CHICAGO — Kroger Co., the largest U.S. grocery- store chain, has agreed to buy Harris Teeter Supermarkets Inc. for $2.5 billion in cash to bolster its presence in the southeast part of the country.
The offer of $49.38 per share is 34 percent more than Harris Teeter’s closing price on Jan. 18, the day of the first media report that the chain was evaluating strategic alternatives, according to a statement Tuesday.
The buyout gives Kroger control of a chain that had revenue of $4.54 billion last year and 212 stores in southeastern states, including North Carolina, Virginia and South Carolina. Kroger, which will finance the transaction with debt, said the combination will bring annual savings of $40 million to $60 million in the next three to four years.
“It strengthens Kroger’s position in the southeast, especially the quarter from Charlotte through Baltimore,” Charles Cerankosky, a Cleveland-based analyst at Northcoast Research, said in an interview. “Harris Teeter has a very strong quality and service profile. They have great value, but you don’t go there to buy cheap seafood, you go there to buy great seafood.”
The deal will be the fourth-largest acquisition of a North American food retailer in the past 10 years, according to data compiled by Bloomberg. It’s also Kroger’s biggest takeover since 1998, when it bought Fred Meyer for more than $12 billion.
Kroger is paying 7.9 times earnings before interest, taxes, depreciation and amortization for Harris Teeter, the data show, higher than the median of 7 times for deals of more than $100 million in the industry over the past 10 years.

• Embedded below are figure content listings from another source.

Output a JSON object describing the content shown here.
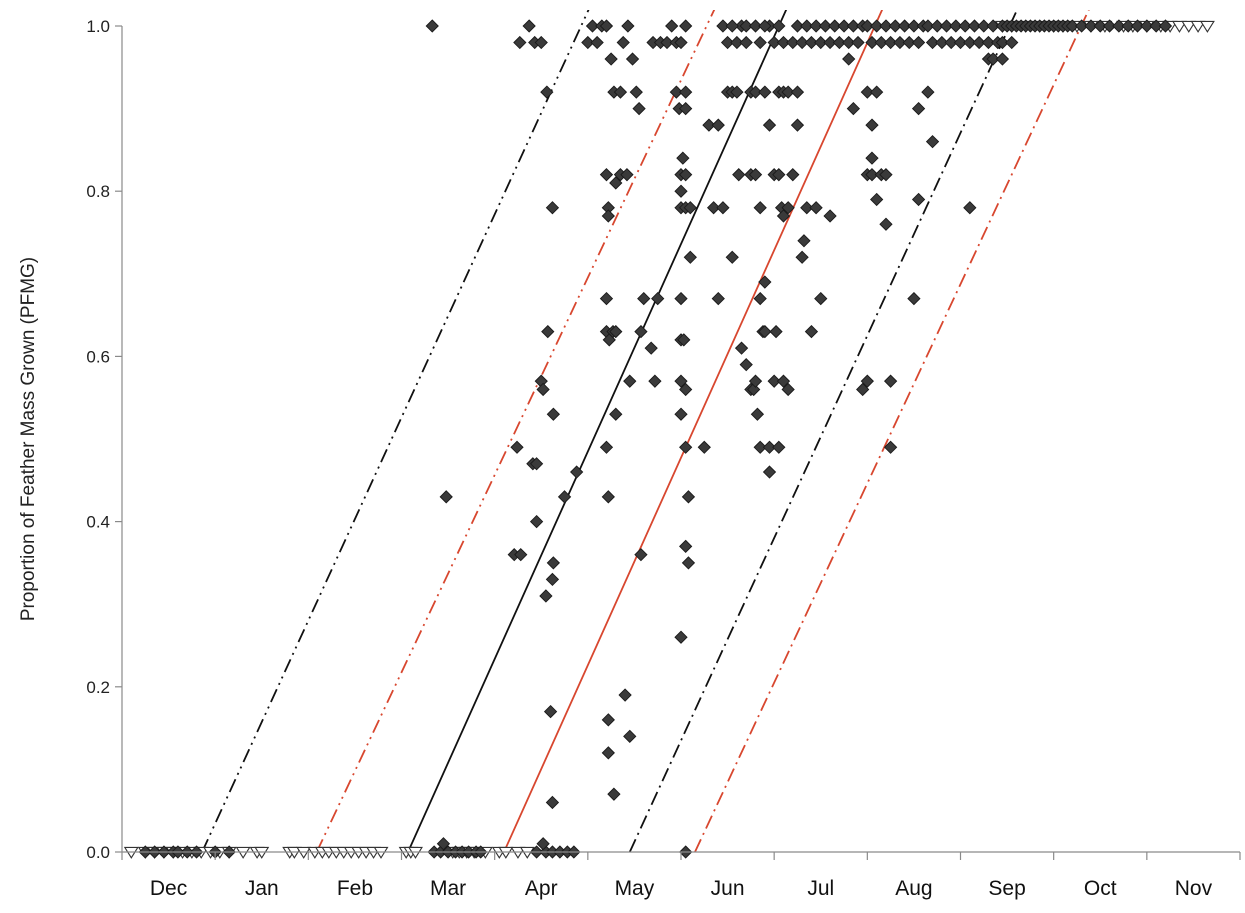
{
  "chart_data": {
    "type": "scatter",
    "title": "",
    "xlabel": "",
    "ylabel": "Proportion of Feather Mass Grown (PFMG)",
    "x_unit": "month",
    "month_range": [
      "Dec",
      "Nov"
    ],
    "categories": [
      "Dec",
      "Jan",
      "Feb",
      "Mar",
      "Apr",
      "May",
      "Jun",
      "Jul",
      "Aug",
      "Sep",
      "Oct",
      "Nov"
    ],
    "ylim": [
      0,
      1.0
    ],
    "yticks": [
      "0.0",
      "0.2",
      "0.4",
      "0.6",
      "0.8",
      "1.0"
    ],
    "grid": false,
    "legend": "none",
    "colors": {
      "black_line": "#111111",
      "red_line": "#d8472f",
      "diamond_fill": "#3a3a3a",
      "triangle_fill": "#ffffff",
      "axis": "#8a8a8a"
    },
    "lines": [
      {
        "color": "black",
        "style": "solid",
        "x": [
          3.07,
          7.17
        ],
        "y": [
          0.0,
          1.03
        ]
      },
      {
        "color": "red",
        "style": "solid",
        "x": [
          4.1,
          8.2
        ],
        "y": [
          0.0,
          1.03
        ]
      },
      {
        "color": "black",
        "style": "dash-dot-dot",
        "x": [
          0.86,
          5.05
        ],
        "y": [
          0.0,
          1.03
        ]
      },
      {
        "color": "red",
        "style": "dash-dot-dot",
        "x": [
          2.09,
          6.4
        ],
        "y": [
          0.0,
          1.03
        ]
      },
      {
        "color": "black",
        "style": "dash-dot",
        "x": [
          5.45,
          9.65
        ],
        "y": [
          0.0,
          1.03
        ]
      },
      {
        "color": "red",
        "style": "dash-dot",
        "x": [
          6.15,
          10.42
        ],
        "y": [
          0.0,
          1.03
        ]
      }
    ],
    "triangles_y0": [
      0.1,
      0.25,
      0.35,
      0.45,
      0.55,
      0.65,
      0.75,
      0.85,
      0.95,
      1.05,
      1.15,
      1.3,
      1.45,
      1.5,
      1.8,
      1.85,
      1.95,
      2.07,
      2.15,
      2.22,
      2.3,
      2.38,
      2.46,
      2.54,
      2.62,
      2.7,
      2.78,
      3.05,
      3.1,
      3.15,
      3.55,
      3.62,
      3.7,
      3.78,
      3.9,
      4.05,
      4.12,
      4.25,
      4.35
    ],
    "triangles_y1": [
      9.45,
      9.55,
      9.7,
      9.85,
      10.0,
      10.1,
      10.25,
      10.4,
      10.55,
      10.75,
      10.85,
      11.0,
      11.15,
      11.25,
      11.35,
      11.45,
      11.55,
      11.65
    ],
    "diamonds": [
      {
        "x": 0.25,
        "y": 0
      },
      {
        "x": 0.35,
        "y": 0
      },
      {
        "x": 0.45,
        "y": 0
      },
      {
        "x": 0.55,
        "y": 0
      },
      {
        "x": 0.6,
        "y": 0
      },
      {
        "x": 0.7,
        "y": 0
      },
      {
        "x": 0.8,
        "y": 0
      },
      {
        "x": 1.0,
        "y": 0
      },
      {
        "x": 1.15,
        "y": 0
      },
      {
        "x": 3.35,
        "y": 0
      },
      {
        "x": 3.42,
        "y": 0
      },
      {
        "x": 3.5,
        "y": 0
      },
      {
        "x": 3.58,
        "y": 0
      },
      {
        "x": 3.65,
        "y": 0
      },
      {
        "x": 3.72,
        "y": 0
      },
      {
        "x": 3.8,
        "y": 0
      },
      {
        "x": 3.85,
        "y": 0
      },
      {
        "x": 3.45,
        "y": 0.01
      },
      {
        "x": 4.45,
        "y": 0
      },
      {
        "x": 4.55,
        "y": 0
      },
      {
        "x": 4.62,
        "y": 0
      },
      {
        "x": 4.7,
        "y": 0
      },
      {
        "x": 4.78,
        "y": 0
      },
      {
        "x": 4.85,
        "y": 0
      },
      {
        "x": 4.52,
        "y": 0.01
      },
      {
        "x": 6.05,
        "y": 0
      },
      {
        "x": 3.33,
        "y": 1.0
      },
      {
        "x": 3.48,
        "y": 0.43
      },
      {
        "x": 4.21,
        "y": 0.36
      },
      {
        "x": 4.28,
        "y": 0.36
      },
      {
        "x": 4.24,
        "y": 0.49
      },
      {
        "x": 4.41,
        "y": 0.47
      },
      {
        "x": 4.45,
        "y": 0.47
      },
      {
        "x": 4.45,
        "y": 0.4
      },
      {
        "x": 4.55,
        "y": 0.31
      },
      {
        "x": 4.62,
        "y": 0.33
      },
      {
        "x": 4.63,
        "y": 0.35
      },
      {
        "x": 4.6,
        "y": 0.17
      },
      {
        "x": 4.62,
        "y": 0.06
      },
      {
        "x": 4.5,
        "y": 0.57
      },
      {
        "x": 4.52,
        "y": 0.56
      },
      {
        "x": 4.57,
        "y": 0.63
      },
      {
        "x": 4.63,
        "y": 0.53
      },
      {
        "x": 4.27,
        "y": 0.98
      },
      {
        "x": 4.37,
        "y": 1.0
      },
      {
        "x": 4.43,
        "y": 0.98
      },
      {
        "x": 4.5,
        "y": 0.98
      },
      {
        "x": 4.56,
        "y": 0.92
      },
      {
        "x": 4.62,
        "y": 0.78
      },
      {
        "x": 4.75,
        "y": 0.43
      },
      {
        "x": 4.88,
        "y": 0.46
      },
      {
        "x": 5.0,
        "y": 0.98
      },
      {
        "x": 5.05,
        "y": 1.0
      },
      {
        "x": 5.1,
        "y": 0.98
      },
      {
        "x": 5.15,
        "y": 1.0
      },
      {
        "x": 5.2,
        "y": 1.0
      },
      {
        "x": 5.25,
        "y": 0.96
      },
      {
        "x": 5.28,
        "y": 0.92
      },
      {
        "x": 5.35,
        "y": 0.92
      },
      {
        "x": 5.38,
        "y": 0.98
      },
      {
        "x": 5.43,
        "y": 1.0
      },
      {
        "x": 5.48,
        "y": 0.96
      },
      {
        "x": 5.52,
        "y": 0.92
      },
      {
        "x": 5.55,
        "y": 0.9
      },
      {
        "x": 5.2,
        "y": 0.82
      },
      {
        "x": 5.3,
        "y": 0.81
      },
      {
        "x": 5.35,
        "y": 0.82
      },
      {
        "x": 5.42,
        "y": 0.82
      },
      {
        "x": 5.22,
        "y": 0.78
      },
      {
        "x": 5.22,
        "y": 0.77
      },
      {
        "x": 5.2,
        "y": 0.67
      },
      {
        "x": 5.2,
        "y": 0.63
      },
      {
        "x": 5.23,
        "y": 0.62
      },
      {
        "x": 5.27,
        "y": 0.63
      },
      {
        "x": 5.3,
        "y": 0.63
      },
      {
        "x": 5.2,
        "y": 0.49
      },
      {
        "x": 5.22,
        "y": 0.43
      },
      {
        "x": 5.3,
        "y": 0.53
      },
      {
        "x": 5.45,
        "y": 0.57
      },
      {
        "x": 5.57,
        "y": 0.63
      },
      {
        "x": 5.6,
        "y": 0.67
      },
      {
        "x": 5.75,
        "y": 0.67
      },
      {
        "x": 5.72,
        "y": 0.57
      },
      {
        "x": 5.68,
        "y": 0.61
      },
      {
        "x": 5.57,
        "y": 0.36
      },
      {
        "x": 5.4,
        "y": 0.19
      },
      {
        "x": 5.22,
        "y": 0.16
      },
      {
        "x": 5.22,
        "y": 0.12
      },
      {
        "x": 5.28,
        "y": 0.07
      },
      {
        "x": 5.45,
        "y": 0.14
      },
      {
        "x": 5.7,
        "y": 0.98
      },
      {
        "x": 5.78,
        "y": 0.98
      },
      {
        "x": 5.85,
        "y": 0.98
      },
      {
        "x": 5.9,
        "y": 1.0
      },
      {
        "x": 5.95,
        "y": 0.98
      },
      {
        "x": 5.95,
        "y": 0.92
      },
      {
        "x": 5.98,
        "y": 0.9
      },
      {
        "x": 6.0,
        "y": 0.98
      },
      {
        "x": 6.05,
        "y": 1.0
      },
      {
        "x": 6.05,
        "y": 0.92
      },
      {
        "x": 6.05,
        "y": 0.9
      },
      {
        "x": 6.02,
        "y": 0.84
      },
      {
        "x": 6.0,
        "y": 0.82
      },
      {
        "x": 6.05,
        "y": 0.82
      },
      {
        "x": 6.0,
        "y": 0.8
      },
      {
        "x": 6.0,
        "y": 0.78
      },
      {
        "x": 6.05,
        "y": 0.78
      },
      {
        "x": 6.1,
        "y": 0.78
      },
      {
        "x": 6.1,
        "y": 0.72
      },
      {
        "x": 6.0,
        "y": 0.67
      },
      {
        "x": 6.0,
        "y": 0.62
      },
      {
        "x": 6.03,
        "y": 0.62
      },
      {
        "x": 6.0,
        "y": 0.57
      },
      {
        "x": 6.05,
        "y": 0.56
      },
      {
        "x": 6.0,
        "y": 0.53
      },
      {
        "x": 6.05,
        "y": 0.49
      },
      {
        "x": 6.08,
        "y": 0.43
      },
      {
        "x": 6.05,
        "y": 0.37
      },
      {
        "x": 6.08,
        "y": 0.35
      },
      {
        "x": 6.0,
        "y": 0.26
      },
      {
        "x": 6.25,
        "y": 0.49
      },
      {
        "x": 6.3,
        "y": 0.88
      },
      {
        "x": 6.4,
        "y": 0.88
      },
      {
        "x": 6.35,
        "y": 0.78
      },
      {
        "x": 6.45,
        "y": 0.78
      },
      {
        "x": 6.4,
        "y": 0.67
      },
      {
        "x": 6.55,
        "y": 0.72
      },
      {
        "x": 6.62,
        "y": 0.82
      },
      {
        "x": 6.5,
        "y": 0.98
      },
      {
        "x": 6.5,
        "y": 0.92
      },
      {
        "x": 6.55,
        "y": 0.92
      },
      {
        "x": 6.6,
        "y": 0.98
      },
      {
        "x": 6.6,
        "y": 0.92
      },
      {
        "x": 6.65,
        "y": 1.0
      },
      {
        "x": 6.7,
        "y": 0.98
      },
      {
        "x": 6.75,
        "y": 0.92
      },
      {
        "x": 6.8,
        "y": 0.92
      },
      {
        "x": 6.85,
        "y": 0.98
      },
      {
        "x": 6.9,
        "y": 0.92
      },
      {
        "x": 6.95,
        "y": 1.0
      },
      {
        "x": 7.0,
        "y": 0.98
      },
      {
        "x": 7.05,
        "y": 0.92
      },
      {
        "x": 7.1,
        "y": 0.92
      },
      {
        "x": 7.15,
        "y": 0.92
      },
      {
        "x": 7.25,
        "y": 0.92
      },
      {
        "x": 6.45,
        "y": 1.0
      },
      {
        "x": 6.55,
        "y": 1.0
      },
      {
        "x": 6.7,
        "y": 1.0
      },
      {
        "x": 6.8,
        "y": 1.0
      },
      {
        "x": 6.9,
        "y": 1.0
      },
      {
        "x": 7.05,
        "y": 1.0
      },
      {
        "x": 7.1,
        "y": 0.98
      },
      {
        "x": 7.2,
        "y": 0.98
      },
      {
        "x": 7.25,
        "y": 1.0
      },
      {
        "x": 7.3,
        "y": 0.98
      },
      {
        "x": 6.65,
        "y": 0.61
      },
      {
        "x": 6.7,
        "y": 0.59
      },
      {
        "x": 6.75,
        "y": 0.56
      },
      {
        "x": 6.78,
        "y": 0.56
      },
      {
        "x": 6.8,
        "y": 0.57
      },
      {
        "x": 6.82,
        "y": 0.53
      },
      {
        "x": 6.85,
        "y": 0.49
      },
      {
        "x": 6.88,
        "y": 0.63
      },
      {
        "x": 6.9,
        "y": 0.63
      },
      {
        "x": 6.95,
        "y": 0.49
      },
      {
        "x": 6.95,
        "y": 0.46
      },
      {
        "x": 7.0,
        "y": 0.57
      },
      {
        "x": 7.02,
        "y": 0.63
      },
      {
        "x": 7.05,
        "y": 0.49
      },
      {
        "x": 7.1,
        "y": 0.57
      },
      {
        "x": 7.15,
        "y": 0.56
      },
      {
        "x": 6.75,
        "y": 0.82
      },
      {
        "x": 6.8,
        "y": 0.82
      },
      {
        "x": 6.85,
        "y": 0.78
      },
      {
        "x": 6.85,
        "y": 0.67
      },
      {
        "x": 6.9,
        "y": 0.69
      },
      {
        "x": 6.95,
        "y": 0.88
      },
      {
        "x": 7.0,
        "y": 0.82
      },
      {
        "x": 7.05,
        "y": 0.82
      },
      {
        "x": 7.08,
        "y": 0.78
      },
      {
        "x": 7.1,
        "y": 0.77
      },
      {
        "x": 7.15,
        "y": 0.78
      },
      {
        "x": 7.2,
        "y": 0.82
      },
      {
        "x": 7.25,
        "y": 0.88
      },
      {
        "x": 7.3,
        "y": 0.72
      },
      {
        "x": 7.32,
        "y": 0.74
      },
      {
        "x": 7.35,
        "y": 0.78
      },
      {
        "x": 7.4,
        "y": 0.63
      },
      {
        "x": 7.45,
        "y": 0.78
      },
      {
        "x": 7.5,
        "y": 0.67
      },
      {
        "x": 7.35,
        "y": 1.0
      },
      {
        "x": 7.4,
        "y": 0.98
      },
      {
        "x": 7.45,
        "y": 1.0
      },
      {
        "x": 7.5,
        "y": 0.98
      },
      {
        "x": 7.55,
        "y": 1.0
      },
      {
        "x": 7.6,
        "y": 0.98
      },
      {
        "x": 7.65,
        "y": 1.0
      },
      {
        "x": 7.7,
        "y": 0.98
      },
      {
        "x": 7.75,
        "y": 1.0
      },
      {
        "x": 7.8,
        "y": 0.98
      },
      {
        "x": 7.85,
        "y": 1.0
      },
      {
        "x": 7.9,
        "y": 0.98
      },
      {
        "x": 7.95,
        "y": 1.0
      },
      {
        "x": 7.6,
        "y": 0.77
      },
      {
        "x": 7.8,
        "y": 0.96
      },
      {
        "x": 7.85,
        "y": 0.9
      },
      {
        "x": 7.95,
        "y": 0.56
      },
      {
        "x": 8.0,
        "y": 0.57
      },
      {
        "x": 8.0,
        "y": 0.82
      },
      {
        "x": 8.05,
        "y": 0.82
      },
      {
        "x": 8.05,
        "y": 0.84
      },
      {
        "x": 8.1,
        "y": 0.79
      },
      {
        "x": 8.15,
        "y": 0.82
      },
      {
        "x": 8.2,
        "y": 0.82
      },
      {
        "x": 8.2,
        "y": 0.76
      },
      {
        "x": 8.0,
        "y": 0.92
      },
      {
        "x": 8.05,
        "y": 0.88
      },
      {
        "x": 8.1,
        "y": 0.92
      },
      {
        "x": 8.25,
        "y": 0.57
      },
      {
        "x": 8.25,
        "y": 0.49
      },
      {
        "x": 8.0,
        "y": 1.0
      },
      {
        "x": 8.05,
        "y": 0.98
      },
      {
        "x": 8.1,
        "y": 1.0
      },
      {
        "x": 8.15,
        "y": 0.98
      },
      {
        "x": 8.2,
        "y": 1.0
      },
      {
        "x": 8.25,
        "y": 0.98
      },
      {
        "x": 8.3,
        "y": 1.0
      },
      {
        "x": 8.35,
        "y": 0.98
      },
      {
        "x": 8.4,
        "y": 1.0
      },
      {
        "x": 8.45,
        "y": 0.98
      },
      {
        "x": 8.5,
        "y": 1.0
      },
      {
        "x": 8.55,
        "y": 0.98
      },
      {
        "x": 8.6,
        "y": 1.0
      },
      {
        "x": 8.5,
        "y": 0.67
      },
      {
        "x": 8.55,
        "y": 0.79
      },
      {
        "x": 8.55,
        "y": 0.9
      },
      {
        "x": 8.65,
        "y": 0.92
      },
      {
        "x": 8.7,
        "y": 0.86
      },
      {
        "x": 8.65,
        "y": 1.0
      },
      {
        "x": 8.7,
        "y": 0.98
      },
      {
        "x": 8.75,
        "y": 1.0
      },
      {
        "x": 8.8,
        "y": 0.98
      },
      {
        "x": 8.85,
        "y": 1.0
      },
      {
        "x": 8.9,
        "y": 0.98
      },
      {
        "x": 8.95,
        "y": 1.0
      },
      {
        "x": 9.0,
        "y": 0.98
      },
      {
        "x": 9.05,
        "y": 1.0
      },
      {
        "x": 9.1,
        "y": 0.98
      },
      {
        "x": 9.15,
        "y": 1.0
      },
      {
        "x": 9.2,
        "y": 0.98
      },
      {
        "x": 9.25,
        "y": 1.0
      },
      {
        "x": 9.3,
        "y": 0.98
      },
      {
        "x": 9.35,
        "y": 1.0
      },
      {
        "x": 9.4,
        "y": 0.98
      },
      {
        "x": 9.45,
        "y": 1.0
      },
      {
        "x": 9.3,
        "y": 0.96
      },
      {
        "x": 9.35,
        "y": 0.96
      },
      {
        "x": 9.45,
        "y": 0.96
      },
      {
        "x": 9.45,
        "y": 0.98
      },
      {
        "x": 9.5,
        "y": 1.0
      },
      {
        "x": 9.55,
        "y": 0.98
      },
      {
        "x": 9.1,
        "y": 0.78
      },
      {
        "x": 9.55,
        "y": 1.0
      },
      {
        "x": 9.6,
        "y": 1.0
      },
      {
        "x": 9.65,
        "y": 1.0
      },
      {
        "x": 9.7,
        "y": 1.0
      },
      {
        "x": 9.75,
        "y": 1.0
      },
      {
        "x": 9.8,
        "y": 1.0
      },
      {
        "x": 9.85,
        "y": 1.0
      },
      {
        "x": 9.9,
        "y": 1.0
      },
      {
        "x": 9.95,
        "y": 1.0
      },
      {
        "x": 10.0,
        "y": 1.0
      },
      {
        "x": 10.05,
        "y": 1.0
      },
      {
        "x": 10.1,
        "y": 1.0
      },
      {
        "x": 10.15,
        "y": 1.0
      },
      {
        "x": 10.2,
        "y": 1.0
      },
      {
        "x": 10.3,
        "y": 1.0
      },
      {
        "x": 10.4,
        "y": 1.0
      },
      {
        "x": 10.5,
        "y": 1.0
      },
      {
        "x": 10.6,
        "y": 1.0
      },
      {
        "x": 10.7,
        "y": 1.0
      },
      {
        "x": 10.8,
        "y": 1.0
      },
      {
        "x": 10.9,
        "y": 1.0
      },
      {
        "x": 11.0,
        "y": 1.0
      },
      {
        "x": 11.1,
        "y": 1.0
      },
      {
        "x": 11.2,
        "y": 1.0
      }
    ]
  }
}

Harris Teeter disclosed in February that it hired JPMorgan Chase to evaluate options after receiving advances from two private-equity firms. The grocer has reported six straight quarters of sales increases, and revenue is expected to increase 5.2 percent to $4.77 billion in the year ending in September, according to analysts’ estimates compiled by Bloomberg.
Kroger last month boosted its full-year adjusted profit forecast to as much as $2.80 a share after first-quarter sales increased. Revenue at the company, which last year introduced its own brand of organic foods called Simple Truth, has been helped by its private-label business.
Kroger had $247 million in cash and near-cash items as of May 25, according to a filing with the U.S. Securities and Exchange Commission. It had $7.53 billion in debt, excluding capital leases and financing obligations, the filing shows.
With Harris Teeter’s stores, Kroger will have 2,631 supermarkets and more than 368,300 employees, the companies said.